ALBERT replaces BERT's Next Sentence Prediction with Sentence Order Prediction. How does SOP differ from NSP?

  • (a) SOP uses three classes instead of two
  • (b) SOP predicts whether two consecutive sentences are in the correct order (vs. NSP which uses random negatives)
  • (c) SOP operates at the paragraph level instead of the sentence level
  • (d) SOP is only used during fine-tuning, not pre-training
Show Answer **(b) SOP predicts whether two consecutive sentences are in the correct order (vs. NSP which uses random negatives).** NSP's negative examples (random sentences from the corpus) are often trivially distinguishable by topic alone, so the model learns topic matching rather than coherence. SOP uses the same two consecutive sentences but swaps their order, forcing the model to learn discourse coherence.

Question 25

What is mixed precision training, and why is it beneficial for fine-tuning large models?
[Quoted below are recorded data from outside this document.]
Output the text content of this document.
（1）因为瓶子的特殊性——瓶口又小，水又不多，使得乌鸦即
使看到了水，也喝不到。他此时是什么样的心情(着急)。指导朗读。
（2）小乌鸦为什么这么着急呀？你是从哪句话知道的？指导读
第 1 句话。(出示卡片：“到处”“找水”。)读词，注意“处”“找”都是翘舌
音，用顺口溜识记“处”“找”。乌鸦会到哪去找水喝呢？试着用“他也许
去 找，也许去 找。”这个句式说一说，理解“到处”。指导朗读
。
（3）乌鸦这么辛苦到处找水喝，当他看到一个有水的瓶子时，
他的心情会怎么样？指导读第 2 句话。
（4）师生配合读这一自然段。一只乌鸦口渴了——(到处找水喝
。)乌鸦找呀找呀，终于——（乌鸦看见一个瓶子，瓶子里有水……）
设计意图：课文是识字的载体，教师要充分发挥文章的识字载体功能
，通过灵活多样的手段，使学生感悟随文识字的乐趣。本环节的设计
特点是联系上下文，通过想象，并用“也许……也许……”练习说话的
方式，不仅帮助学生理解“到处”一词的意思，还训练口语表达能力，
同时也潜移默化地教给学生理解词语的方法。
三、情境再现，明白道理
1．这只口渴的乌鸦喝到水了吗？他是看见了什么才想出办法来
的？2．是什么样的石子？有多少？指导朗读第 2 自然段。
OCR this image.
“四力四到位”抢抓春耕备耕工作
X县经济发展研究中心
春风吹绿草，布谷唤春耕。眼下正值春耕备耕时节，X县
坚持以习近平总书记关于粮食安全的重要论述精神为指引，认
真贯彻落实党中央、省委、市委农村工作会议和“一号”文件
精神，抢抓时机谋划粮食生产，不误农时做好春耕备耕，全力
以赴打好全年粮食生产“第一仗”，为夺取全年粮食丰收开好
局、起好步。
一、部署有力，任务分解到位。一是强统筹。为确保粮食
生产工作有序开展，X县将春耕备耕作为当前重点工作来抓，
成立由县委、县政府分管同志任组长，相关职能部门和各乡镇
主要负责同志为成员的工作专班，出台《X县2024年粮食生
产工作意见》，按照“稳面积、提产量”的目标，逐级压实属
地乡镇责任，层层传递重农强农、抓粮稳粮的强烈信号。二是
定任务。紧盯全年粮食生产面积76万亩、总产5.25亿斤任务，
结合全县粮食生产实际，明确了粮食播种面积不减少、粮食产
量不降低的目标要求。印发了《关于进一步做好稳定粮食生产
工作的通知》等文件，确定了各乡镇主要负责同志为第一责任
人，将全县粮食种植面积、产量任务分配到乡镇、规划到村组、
  • (a) Training on a mix of labeled and unlabeled data to improve generalization
  • (b) Using 16-bit floating point for most operations, reducing memory usage and increasing speed
  • (c) Mixing different model architectures during training for better representations
  • (d) Alternating between fine-tuning and feature extraction during training
Show Answer **(b) Using 16-bit floating point for most operations, reducing memory usage and increasing speed.** Mixed precision training (FP16) approximately halves memory usage, allowing larger batch sizes, and can double training speed on GPUs with tensor cores. Critical operations (like loss computation) still use FP32 to maintain numerical stability.